Though both countries have a history of ethnic trouble between the majority Tutsis and the minority Hutus, Burundi has remained calm unlike Rwanda where thousands have reportedly been killed -- including the Rwandan prime minister and 10 UN peacekeepers from Belgium -- in the trouble that erupted after the plane crash.
Kigali was reportedly fairly calm Saturday morning. A UN statement issued in New York said fighting in Rwanda had died down after fighters agreed Friday on a ceasefire to stop the bloodshed and the formation of a transitional government.
France landed 280 paratroopers flown in from Central Africa at the airport in the Rwandan capital Kigali Saturday to protect French citizens stranded in Rwanda since the trouble erupted after the crash of the presidents' plane, which was reportedly shot down.
Foreign and defense ministry officials in Paris said the soldiers were sent in to "ensure security" for a possible evacuation of French citizens.

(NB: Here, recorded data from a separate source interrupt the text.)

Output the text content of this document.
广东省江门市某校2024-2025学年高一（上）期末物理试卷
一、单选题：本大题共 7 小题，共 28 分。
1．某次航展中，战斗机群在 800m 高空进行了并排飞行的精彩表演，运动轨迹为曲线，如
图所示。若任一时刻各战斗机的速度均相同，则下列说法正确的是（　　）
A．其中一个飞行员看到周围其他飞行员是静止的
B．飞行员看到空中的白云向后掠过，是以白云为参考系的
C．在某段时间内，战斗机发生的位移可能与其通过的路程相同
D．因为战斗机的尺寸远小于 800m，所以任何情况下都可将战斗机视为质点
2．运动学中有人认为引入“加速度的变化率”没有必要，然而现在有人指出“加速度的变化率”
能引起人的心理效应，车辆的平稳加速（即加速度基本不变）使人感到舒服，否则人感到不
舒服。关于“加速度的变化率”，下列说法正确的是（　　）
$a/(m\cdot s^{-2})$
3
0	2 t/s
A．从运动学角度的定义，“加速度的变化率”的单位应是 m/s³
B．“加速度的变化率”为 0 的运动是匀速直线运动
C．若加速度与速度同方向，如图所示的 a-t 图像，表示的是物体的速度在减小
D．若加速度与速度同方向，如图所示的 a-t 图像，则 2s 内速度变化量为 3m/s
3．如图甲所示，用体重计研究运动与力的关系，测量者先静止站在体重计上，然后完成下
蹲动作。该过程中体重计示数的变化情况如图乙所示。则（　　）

Ould Abdallah said "we are very happy that Bujumbura, which until recently was still a city in crisis, has become the center for sending out humanitarian help" in the current crisis.
Clashes between Hutus and Tutsi left several dead in recent weeks in areas around the Burundian capital, which has seen the death of two presidents in six months.
Ntaryamira's predecessor, Melchior Ndadaye who was Burundi's first Hutu president, died after only four months in power in an abortive coup staged by Tutsi soldiers.